Prepared food offerings on the rise

A number of multicultural specialty grocery stores have found that they need to turn to offering prepared food, either through catering or serving directly to customers, to survive, as well as to meet  customers’ needs.

“My wife and I, before we bought the market, we were doing catering already,” Eiguren said. “It wasn’t a huge stretch to push that a little more.”

Without the catering, the market might not have survived the recession of 2007-2008, he said. “Hopefully we’re past that.”

Newman helps visitors by showing them how to cook traditional food using the ingredients in her store.
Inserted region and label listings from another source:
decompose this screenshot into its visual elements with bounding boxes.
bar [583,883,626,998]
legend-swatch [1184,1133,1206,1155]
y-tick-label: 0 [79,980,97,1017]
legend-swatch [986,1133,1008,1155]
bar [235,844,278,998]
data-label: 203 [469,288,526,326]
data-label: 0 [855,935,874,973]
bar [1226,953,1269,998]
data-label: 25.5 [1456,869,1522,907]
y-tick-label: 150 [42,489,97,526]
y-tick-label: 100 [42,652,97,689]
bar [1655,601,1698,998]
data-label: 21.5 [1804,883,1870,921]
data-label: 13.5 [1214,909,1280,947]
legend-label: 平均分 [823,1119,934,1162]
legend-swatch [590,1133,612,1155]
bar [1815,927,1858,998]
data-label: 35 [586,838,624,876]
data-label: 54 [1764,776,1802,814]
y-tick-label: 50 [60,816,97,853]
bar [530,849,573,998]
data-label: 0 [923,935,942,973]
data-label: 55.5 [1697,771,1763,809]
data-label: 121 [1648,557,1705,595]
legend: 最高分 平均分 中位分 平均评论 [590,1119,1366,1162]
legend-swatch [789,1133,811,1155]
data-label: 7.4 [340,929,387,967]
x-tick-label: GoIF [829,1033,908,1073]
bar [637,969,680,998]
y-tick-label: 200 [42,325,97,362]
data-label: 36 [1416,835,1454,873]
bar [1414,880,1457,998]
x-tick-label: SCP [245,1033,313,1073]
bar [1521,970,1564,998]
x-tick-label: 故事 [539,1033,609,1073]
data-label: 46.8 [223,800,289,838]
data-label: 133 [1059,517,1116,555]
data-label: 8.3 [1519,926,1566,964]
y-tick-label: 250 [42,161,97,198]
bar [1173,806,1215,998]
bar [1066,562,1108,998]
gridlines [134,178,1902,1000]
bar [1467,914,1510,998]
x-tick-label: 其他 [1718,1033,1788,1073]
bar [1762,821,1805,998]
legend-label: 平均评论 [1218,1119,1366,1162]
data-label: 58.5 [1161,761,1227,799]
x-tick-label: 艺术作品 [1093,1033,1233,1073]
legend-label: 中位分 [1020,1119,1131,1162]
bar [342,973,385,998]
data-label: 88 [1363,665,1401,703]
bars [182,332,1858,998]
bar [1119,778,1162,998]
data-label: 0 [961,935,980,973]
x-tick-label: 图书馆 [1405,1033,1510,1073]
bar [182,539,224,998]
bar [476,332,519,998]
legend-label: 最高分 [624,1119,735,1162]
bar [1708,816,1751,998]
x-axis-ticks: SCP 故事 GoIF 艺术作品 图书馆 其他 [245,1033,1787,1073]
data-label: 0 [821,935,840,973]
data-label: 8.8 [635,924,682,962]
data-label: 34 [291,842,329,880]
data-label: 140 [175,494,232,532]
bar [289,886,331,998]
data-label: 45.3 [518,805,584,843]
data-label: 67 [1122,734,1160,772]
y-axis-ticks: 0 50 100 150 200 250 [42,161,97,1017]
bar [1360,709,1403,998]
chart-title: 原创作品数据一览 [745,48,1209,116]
When customers discover that non-traditional ingredients or groceries they bought online don’t make the dish taste right, Newman steps in with free recipes and tips.

“They need me because they want to eat real food,” she said. “You want the real thing, go down here.”

She also attributed her success to hard work.

photo of ishtar market
Ishtar Market in Boise features a variety of Middle Eastern groceries as well as an attached restaurant. Photo by Pete Grady.

Similarly, Ishtar Market in Boise has a small restaurant in its 3,000 square foot store on Overland, which is leased and opened in 2010, according to owner Asam Mujili.

About 500 Middle Eastern students who attended Boise State University have left, which “hurt the business a little bit,” he said.

Other colleges, such as Idaho State University, have also reported losing some Middle Eastern students, according to the U.S. Student and Exchange Visitor Information Systems.

Ishtar sells Middle Eastern groceries such as candies, cheese, coffee, beans and spices, and prepares food such as falafel, hummus, eggplant and kabobs, Mujili said.

photo of asam mujili
Iraqi immigrant Asam Mujili and his family own Ishtar Market, a combination restaurant, market and bakery in Boise. File photo.

While multicultural specialty markets may be geared toward a particular ethnicity, increasingly they are serving a broader clientele as well, store operators said.

“The majority of our clients are not Basque,” Eiguren said.

Similarly, while the Treasure Valley hosts 20,000 Asians, “the majority of the business and the clientele we expect to be the general population,” Tam said. “We are expecting more non-Asian customers than just Asian.”

Oriental Gifts & Food caters to summer residents of Coeur d’Alene and Post Falls, Newman said.

Being on the Basque block helps the Basque Market pick up a lot of tourists, which means Eiguren often fills in for the Basque Museum if they’re closed. “We sell memories,” he said.

Traditional grocery stores stocking international ingredients

Increasingly, traditional grocery stores such as Walmart, Winco, Fred Meyer, and Albertsons are stocking international ingredients, as are specialty grocery stores such as the Boise Co-op and Whole Foods.

“We listen to a lot of the needs they’re asking for,” said Tracy Hansen, store manager of the Twin Falls Walmart Supercenter, which has expanded its selection of Hispanic foods a little, and Asian groceries more so, as well as Indian food. “If it sells, we bring more in, and if not, it shrinks back down,” he said. “The response has been good. Whenever we expand something, it usually sells.”

While Twin Falls has been known as a community where refugees have been settling, Hansen wasn’t aware of any specific requests from these communities. “I treat all the requests the same, and if I can get it in, I get it in,” he said.

In addition, while Walmart does have special sections for Hispanic food and so on, the international groceries are integrated with other types of food as well, Hansen said. For example, a chocolate mix that is geared toward Hispanic customers is situated with the cocoa mixes as well as on the Hispanic aisle.

Walmart doesn’t track who’s buying the food to see whether it’s people from that ethnic group or not.

“My opinion is that everybody is purchasing that kind of food,” Hansen said. “There’s not any one ethnicity buying that food.”